2. Download Paper (PDF or HTML)
Download the full text of a paper to your local workspace for reading.
uv run scripts/download_paper.py --id 1706.03762 --format pdf --output attention.pdf
Options:
--id: The arXiv ID (e.g., 1706.03762 or 1706.03762v5).
--format: pdf or html. Note: HTML is only available for newer papers.
--output: Filepath to save the downloaded document.
Important: when downloading papers, make sure you download them to a
location where you do not overwrite other files and do not clutter existing
directory structure.
3. Download Paper Source (tar.gz)
Download the LaTeX source files of a paper to your local workspace. Note that
not all papers have source available.
uv run scripts/download_paper_source.py --id 2010.11645 --output source.tar.gz
Options:
--id: The arXiv ID (e.g., 2010.11645).
--output: Filepath to save the downloaded tar.gz file.

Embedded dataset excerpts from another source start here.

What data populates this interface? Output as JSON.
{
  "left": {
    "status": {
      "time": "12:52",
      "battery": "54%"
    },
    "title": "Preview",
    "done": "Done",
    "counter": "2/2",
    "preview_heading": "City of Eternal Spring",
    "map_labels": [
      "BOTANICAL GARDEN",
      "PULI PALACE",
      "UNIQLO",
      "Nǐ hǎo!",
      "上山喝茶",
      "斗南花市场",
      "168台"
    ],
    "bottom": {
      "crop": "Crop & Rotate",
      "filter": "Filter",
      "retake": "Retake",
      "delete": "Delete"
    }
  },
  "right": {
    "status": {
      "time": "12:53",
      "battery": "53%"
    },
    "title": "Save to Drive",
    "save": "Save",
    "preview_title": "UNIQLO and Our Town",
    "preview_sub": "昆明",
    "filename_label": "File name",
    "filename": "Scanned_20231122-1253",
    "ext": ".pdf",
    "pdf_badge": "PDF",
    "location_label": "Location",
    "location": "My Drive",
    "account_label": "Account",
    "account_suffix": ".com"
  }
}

Caution: Care should be exercised when untar'ing the downloaded file for
security and to avoid cluttering your filesystem, as archives may contain many
files or unexpected directory structures.
Safe Extraction Requirements: NEVER extract directly into your working
directory! Always extract into a dedicated new directory: bash mkdir paper_source && tar -xzf source.tar.gz -C paper_source
Reference
Workflow
- Search for papers using
search_arxiv.py. Review the JSON summaries.
- If full text is needed, use
download_paper.py to fetch the PDF or HTML.
- If downloading a PDF, verify the PDF is not empty or corrupted.
- Read the downloaded file using standard file reading tools.